Bij oprichting heeft de Nederlandse Staat een bedrag van f 47 500 000 voor haar aandelen in Royal Schiphol Group N.V. (voorheen: Naamloze Vennootschap Luchthaven Schiphol) betaald.8

In 2001 heeft de Staat alle aandelen in de landelijke netbeheerder TenneT B.V. en alle aandelen in Saranne B.V., de vennootschap waarin de juridische eigendom van het net was ondergebracht, overgenomen van het Nederlands Electriciteitsadministratiekantoor (NEA). Op de bruto koopprijs van de twee ondernemingen die samen het hoogspanningsnet bevatten ad 2,55 miljard gulden zijn in mindering gebracht de lange termijn schulden en het saldo van daarmee vergelijkbare balansposities.

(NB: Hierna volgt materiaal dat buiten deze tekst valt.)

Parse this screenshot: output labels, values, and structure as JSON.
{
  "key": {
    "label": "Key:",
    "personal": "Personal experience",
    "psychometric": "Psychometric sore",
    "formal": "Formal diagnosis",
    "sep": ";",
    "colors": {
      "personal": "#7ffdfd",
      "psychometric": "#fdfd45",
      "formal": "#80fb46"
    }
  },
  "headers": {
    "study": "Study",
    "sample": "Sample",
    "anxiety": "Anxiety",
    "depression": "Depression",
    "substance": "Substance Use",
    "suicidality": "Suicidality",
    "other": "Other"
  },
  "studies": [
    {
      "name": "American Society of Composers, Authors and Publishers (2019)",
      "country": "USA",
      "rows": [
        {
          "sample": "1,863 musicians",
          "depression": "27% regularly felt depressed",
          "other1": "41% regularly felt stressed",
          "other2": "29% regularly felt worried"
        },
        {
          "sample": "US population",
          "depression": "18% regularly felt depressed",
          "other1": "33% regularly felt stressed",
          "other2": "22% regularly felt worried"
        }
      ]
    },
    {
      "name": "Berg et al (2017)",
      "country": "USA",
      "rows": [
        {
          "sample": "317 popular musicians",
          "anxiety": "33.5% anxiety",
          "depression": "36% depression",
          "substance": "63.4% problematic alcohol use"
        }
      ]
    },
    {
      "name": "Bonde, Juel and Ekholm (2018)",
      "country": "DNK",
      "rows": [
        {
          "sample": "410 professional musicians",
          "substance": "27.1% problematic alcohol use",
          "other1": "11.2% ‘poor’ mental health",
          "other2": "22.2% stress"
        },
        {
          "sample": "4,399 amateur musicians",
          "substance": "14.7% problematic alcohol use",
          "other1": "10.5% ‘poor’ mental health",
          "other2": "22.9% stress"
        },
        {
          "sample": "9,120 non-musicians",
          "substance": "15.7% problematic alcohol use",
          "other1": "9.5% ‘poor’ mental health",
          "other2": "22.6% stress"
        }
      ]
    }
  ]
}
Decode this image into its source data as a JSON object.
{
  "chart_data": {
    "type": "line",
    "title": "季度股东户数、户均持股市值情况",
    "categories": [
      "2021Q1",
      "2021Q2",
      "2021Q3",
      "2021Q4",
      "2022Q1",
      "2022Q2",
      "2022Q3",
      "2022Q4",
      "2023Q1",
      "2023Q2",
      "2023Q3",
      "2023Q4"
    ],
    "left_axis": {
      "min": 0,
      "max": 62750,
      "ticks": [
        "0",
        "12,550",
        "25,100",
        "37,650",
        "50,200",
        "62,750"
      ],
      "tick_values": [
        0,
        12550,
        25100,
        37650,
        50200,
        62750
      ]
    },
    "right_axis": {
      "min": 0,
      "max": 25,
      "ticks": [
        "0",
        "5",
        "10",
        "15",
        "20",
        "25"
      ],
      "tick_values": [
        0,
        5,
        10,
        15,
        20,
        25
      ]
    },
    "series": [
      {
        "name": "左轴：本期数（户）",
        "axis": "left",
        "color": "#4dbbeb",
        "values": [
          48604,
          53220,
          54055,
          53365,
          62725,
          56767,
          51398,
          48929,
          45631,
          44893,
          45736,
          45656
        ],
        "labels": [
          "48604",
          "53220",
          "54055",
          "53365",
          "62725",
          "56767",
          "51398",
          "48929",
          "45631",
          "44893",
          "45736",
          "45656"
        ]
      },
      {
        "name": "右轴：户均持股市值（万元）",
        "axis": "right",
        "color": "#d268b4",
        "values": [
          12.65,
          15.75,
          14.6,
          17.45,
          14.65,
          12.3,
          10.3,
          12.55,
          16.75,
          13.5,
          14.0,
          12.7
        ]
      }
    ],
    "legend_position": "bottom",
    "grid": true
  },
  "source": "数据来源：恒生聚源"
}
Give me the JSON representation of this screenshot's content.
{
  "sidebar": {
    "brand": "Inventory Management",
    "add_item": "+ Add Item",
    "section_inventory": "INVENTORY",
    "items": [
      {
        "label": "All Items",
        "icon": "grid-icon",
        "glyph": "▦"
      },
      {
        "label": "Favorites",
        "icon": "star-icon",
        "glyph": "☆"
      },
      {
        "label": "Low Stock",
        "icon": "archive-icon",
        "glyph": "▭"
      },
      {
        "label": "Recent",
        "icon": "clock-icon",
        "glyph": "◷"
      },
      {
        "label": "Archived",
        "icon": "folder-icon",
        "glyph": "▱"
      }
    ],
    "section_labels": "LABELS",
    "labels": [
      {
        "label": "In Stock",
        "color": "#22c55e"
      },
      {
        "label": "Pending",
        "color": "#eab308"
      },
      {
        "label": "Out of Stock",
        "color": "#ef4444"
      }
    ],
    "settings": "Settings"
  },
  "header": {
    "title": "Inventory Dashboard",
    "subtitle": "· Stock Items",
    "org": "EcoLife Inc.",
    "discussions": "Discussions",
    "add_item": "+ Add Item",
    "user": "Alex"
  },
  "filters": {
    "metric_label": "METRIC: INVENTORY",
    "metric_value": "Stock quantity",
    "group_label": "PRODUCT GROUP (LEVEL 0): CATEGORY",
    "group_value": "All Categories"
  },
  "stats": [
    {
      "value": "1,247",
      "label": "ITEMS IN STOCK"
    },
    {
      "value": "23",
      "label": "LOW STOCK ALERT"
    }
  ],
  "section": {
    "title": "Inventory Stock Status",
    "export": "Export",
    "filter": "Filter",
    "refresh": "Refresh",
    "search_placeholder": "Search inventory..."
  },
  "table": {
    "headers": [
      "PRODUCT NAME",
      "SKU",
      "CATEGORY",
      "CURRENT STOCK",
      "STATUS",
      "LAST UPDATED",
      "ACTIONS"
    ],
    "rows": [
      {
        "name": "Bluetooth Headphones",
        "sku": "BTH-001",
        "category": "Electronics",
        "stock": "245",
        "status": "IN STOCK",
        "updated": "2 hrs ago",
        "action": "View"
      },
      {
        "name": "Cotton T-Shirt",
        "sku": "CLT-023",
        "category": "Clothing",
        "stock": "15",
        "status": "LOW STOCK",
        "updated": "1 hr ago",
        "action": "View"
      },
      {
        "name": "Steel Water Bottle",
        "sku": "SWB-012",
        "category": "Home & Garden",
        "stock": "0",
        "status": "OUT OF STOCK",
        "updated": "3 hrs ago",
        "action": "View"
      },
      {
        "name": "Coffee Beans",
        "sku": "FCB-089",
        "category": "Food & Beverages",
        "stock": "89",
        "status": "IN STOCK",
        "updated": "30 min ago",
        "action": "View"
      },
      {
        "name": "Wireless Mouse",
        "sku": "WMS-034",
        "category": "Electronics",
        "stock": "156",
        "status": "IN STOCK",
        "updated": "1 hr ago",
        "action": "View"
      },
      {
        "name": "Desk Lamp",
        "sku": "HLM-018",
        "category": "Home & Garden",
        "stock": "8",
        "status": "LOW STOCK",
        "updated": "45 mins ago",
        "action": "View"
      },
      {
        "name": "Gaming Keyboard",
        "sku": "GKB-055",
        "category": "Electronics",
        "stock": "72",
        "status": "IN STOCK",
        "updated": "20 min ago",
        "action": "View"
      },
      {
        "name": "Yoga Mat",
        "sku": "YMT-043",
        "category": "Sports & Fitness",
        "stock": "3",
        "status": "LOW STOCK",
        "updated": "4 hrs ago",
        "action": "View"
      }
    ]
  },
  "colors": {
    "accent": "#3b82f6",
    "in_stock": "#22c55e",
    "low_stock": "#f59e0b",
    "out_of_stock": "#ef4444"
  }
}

Dit heeft geleid tot een verwervingsprijs van 1 778 miljoen gulden (afgerond) per 1 januari 2001. Door de rentevergoeding vanaf laatstgenoemde datum kwam het netto te betalen bedrag uit op 1 841.


X Noot
1

Kamerstuk 29 643, nr. 2.

X Noot
2

Kamerstuk 27 863, nr. 85.

X Noot
3

Kamerstuk 31 935, nr. 61.

X Noot
4

Kamerstuk 35 433, nr. 8.

X Noot
5

Stb. 1948, I 165.

X Noot
6

Handelingen der Staten-Generaal, 1946/47, 488, nr. 3, p. 4.

X Noot
7

Handelingen der Staten-Generaal, 1946/47, 488, nr. 3, p. 3.

X Noot
8

Wet van 11 december 1957 houdende oprichting van een Naamloze Vennootschap Luchthaven Schiphol (Stb. 1957, nr. 529).